Austin, Texas – The University of Texas at Austin’s Health Behavior Research and Training Institute (HBRT) and the National Association of Social Workers (NASW) Foundation have been awarded a $3.3 million grant by the Centers for Disease Control and Prevention (CDC) to engage the nation’s 700,000+ social workers in boosting COVID-19 vaccine confidence, uptake and access, particularly among populations with low vaccination rates and higher vulnerability to severe forms of infection.

“Social workers are essential to the vaccination effort,” said Mary M. Velasquez, Ph.D., the grant’s principal investigator and professor and director of HBRT. “They’re one of the largest groups of behavioral health providers, and they work in a broad range of settings, from hospitals and mental health centers, to schools and correctional facilities.”

The project will include a comprehensive education campaign for social workers on COVID-19 vaccine safety and effectiveness, barriers to vaccination, and the role of social workers in promoting vaccination. The initiative will also include trainings for social workers on facts and myths about the vaccines as well as training in Screening, Brief Intervention and Referral to Treatment (SBIRT); Motivational Interviewing (MI); and other evidence-based, culturally competent, public health- and social work-informed methods for helping clients to process health-related decisions and choices. Through reflective listening and other strategies, versus traditional advice-giving approaches, these methods support and honor the client’s capacity and right to make choices about their health, while centering science-based and accurate information.
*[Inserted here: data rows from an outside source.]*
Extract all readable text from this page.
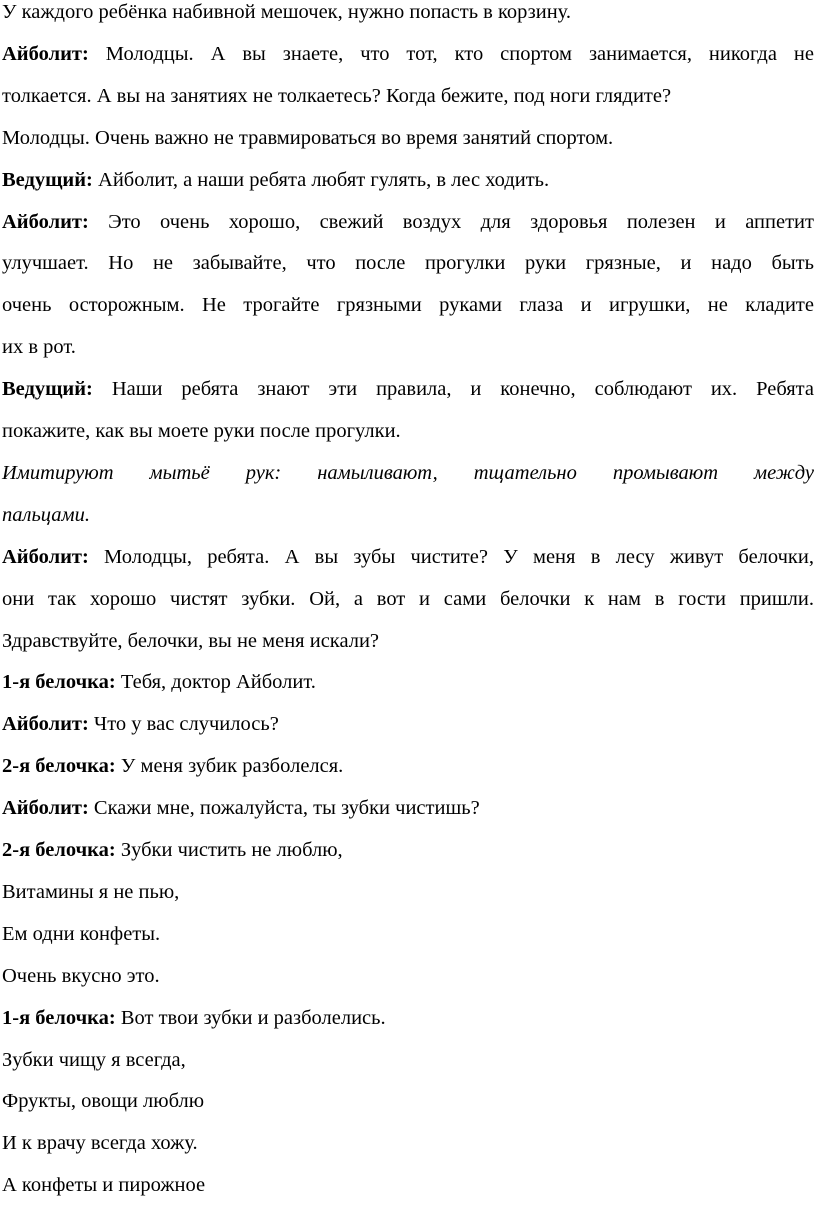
У каждого ребёнка набивной мешочек, нужно попасть в корзину.
Айболит: Молодцы. А вы знаете, что тот, кто спортом занимается, никогда не
толкается. А вы на занятиях не толкаетесь? Когда бежите, под ноги глядите?
Молодцы. Очень важно не травмироваться во время занятий спортом.
Ведущий: Айболит, а наши ребята любят гулять, в лес ходить.
Айболит: Это очень хорошо, свежий воздух для здоровья полезен и аппетит
улучшает. Но не забывайте, что после прогулки руки грязные, и надо быть
очень осторожным. Не трогайте грязными руками глаза и игрушки, не кладите
их в рот.
Ведущий: Наши ребята знают эти правила, и конечно, соблюдают их. Ребята
покажите, как вы моете руки после прогулки.
Имитируют мытьё рук: намыливают, тщательно промывают между
пальцами.
Айболит: Молодцы, ребята. А вы зубы чистите? У меня в лесу живут белочки,
они так хорошо чистят зубки. Ой, а вот и сами белочки к нам в гости пришли.
Здравствуйте, белочки, вы не меня искали?
1-я белочка: Тебя, доктор Айболит.
Айболит: Что у вас случилось?
2-я белочка: У меня зубик разболелся.
Айболит: Скажи мне, пожалуйста, ты зубки чистишь?
2-я белочка: Зубки чистить не люблю,
Витамины я не пью,
Ем одни конфеты.
Очень вкусно это.
1-я белочка: Вот твои зубки и разболелись.
Зубки чищу я всегда,
Фрукты, овощи люблю
И к врачу всегда хожу.
А конфеты и пирожное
HBRT will collaborate with Dr. Lloyd Berg at Dell Medical School on developing trainings for social workers, and with Michigan State University on a smartphone mobile application to supplement the trainings. The mobile app will support social workers by providing readily accessible vaccine information, MI strategies, screening questions and brief interventions, and effective vaccine messaging for real-time support.

HBRT will also partner with NORC at the University of Chicago to assist in developing messaging and in evaluation efforts. NASW’s 55 state and territorial chapters and specialty social work associations will be engaged in the initiative as well.

“Our goal is to help people find their own motivation to get vaccinated,” said Kirk von Sternberg, Ph.D., co-principal investigator, associate professor and associate director of HBRT.“ The trainings and the app will give social workers the tools to have informed and respectful conversations about the vaccine, and protect the health of the individuals and families they serve.”